Pak Ud juga pernah menjalani karier di panggung politik praktis. Perjalanan sebagai politikus itu dimulai ketika menjadi wakil Sekretaris Jenderal di Legiun Veteran Republik Indonesia (LVRI). Di tahun 1967 itu, Pak Ud menjadi wakil rakyat ketika ada penyegaran keanggotaan Dewan Perwakilan Rakyat Gotong Royong (DPRGR). Kebijakan merombak keanggotaan DPRGR ini menyusul terbitnya instruksi Soeharto, yang mengemban Supersemar untuk membersihkan parlemen dari anggota yang berasal dari PKI dan simpatisan Orde Lama.
Memasuki gerbang DPR, Pak Ud segera terlibat dalam berbagai proses politik yang sangat dinamis di hari-hari menjelang berakhirnya kekuasaan Orde Lama. Karir di DPR terus bertahan hingga tahun 1980-an.
Sebagai salah seorang ketua Pengurus Besar Nahdlatul Ulama (PBNU), Pak Ud turut berperan ketika NU memutuskan serangkaian kebijakan bersejarah tahun 1984. Sebut saja, kembalinya ke Khittah NU 1926. Ketika ada perselisihan pendapat tentang posisi NU dalam percaturan politik di Indonesia, Pak Ud yang mengusulkan agar pengertian khittah perlu ditafsir ulang. Terutama pasca kejatuhan Presiden Soeharto tahun 1998.
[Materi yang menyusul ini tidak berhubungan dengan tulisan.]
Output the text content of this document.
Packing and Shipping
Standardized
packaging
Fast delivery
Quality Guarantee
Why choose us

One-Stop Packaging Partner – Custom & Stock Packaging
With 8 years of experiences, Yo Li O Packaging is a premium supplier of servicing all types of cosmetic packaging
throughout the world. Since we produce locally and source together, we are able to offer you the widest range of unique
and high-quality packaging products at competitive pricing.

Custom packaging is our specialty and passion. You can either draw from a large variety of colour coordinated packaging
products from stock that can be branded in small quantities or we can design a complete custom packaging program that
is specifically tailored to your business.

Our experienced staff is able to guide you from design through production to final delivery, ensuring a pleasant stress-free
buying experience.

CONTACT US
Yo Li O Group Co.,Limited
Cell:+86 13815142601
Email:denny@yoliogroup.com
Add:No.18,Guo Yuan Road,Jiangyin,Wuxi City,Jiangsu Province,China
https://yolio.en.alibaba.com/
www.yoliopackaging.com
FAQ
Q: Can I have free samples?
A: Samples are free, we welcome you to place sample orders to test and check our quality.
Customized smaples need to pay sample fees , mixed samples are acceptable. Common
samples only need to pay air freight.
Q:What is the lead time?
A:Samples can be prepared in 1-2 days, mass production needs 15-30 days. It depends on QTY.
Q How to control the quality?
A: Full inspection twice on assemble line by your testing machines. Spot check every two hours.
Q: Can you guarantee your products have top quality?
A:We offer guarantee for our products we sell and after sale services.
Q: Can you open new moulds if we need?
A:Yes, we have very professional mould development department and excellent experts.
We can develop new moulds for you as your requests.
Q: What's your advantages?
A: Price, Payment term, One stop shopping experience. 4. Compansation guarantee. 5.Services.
Dan, tepat pada 30 Desember 2006, Pak Ud terjatuh di kamar rumahnya di Desa Cukir. Setelah itu, ia mengeluh sakit pinggang. Karena kondisinya semakin memburuk, keesokan harinya dibawa ke RSUD Jombang dan menjalani perawatan selama tiga hari. Lalu, pada tanggal 2 Januari 2007, Pak Ud dirujuk ke RSUD Dr Soetomo Surabaya.
Setelah dirawat selama 12 hari di RSUD Dr Soetomo, pada Ahad, 14 Januari 2007, Pak Ud berpulang ke Rahmatullah. Jenazah Pak Ud kemudian dibawa dan dikebumikan di komplek pemakaman keluarga Pesantren Tebuireng. Pemakaman almarhum dilakukan dengan menggunakan prosesi militer. Rentetan tembakan salvo mengiringi pemakaman jenazah Pak Ud ke liang lahat. Cucuran air mata dari ribuan penziarah mengiringi.
Sebenarnya, Pak Ud sangat layak dimakamkan di Taman Makam Pahlawan (TMP). Namun, pihak keluarga besar Hadratussyaikh KH M. Hasyim Asy`ari meminta Pak Ud dimakamkam di makam keluarga besar Tebuireng. Untuk mengenang jasa-jasa perjuangannya, markas besar Legiun Veteran Republik Indonesia (LVRI) Jakarta menetapkan Pak Ud sebagai pahlawan nasional.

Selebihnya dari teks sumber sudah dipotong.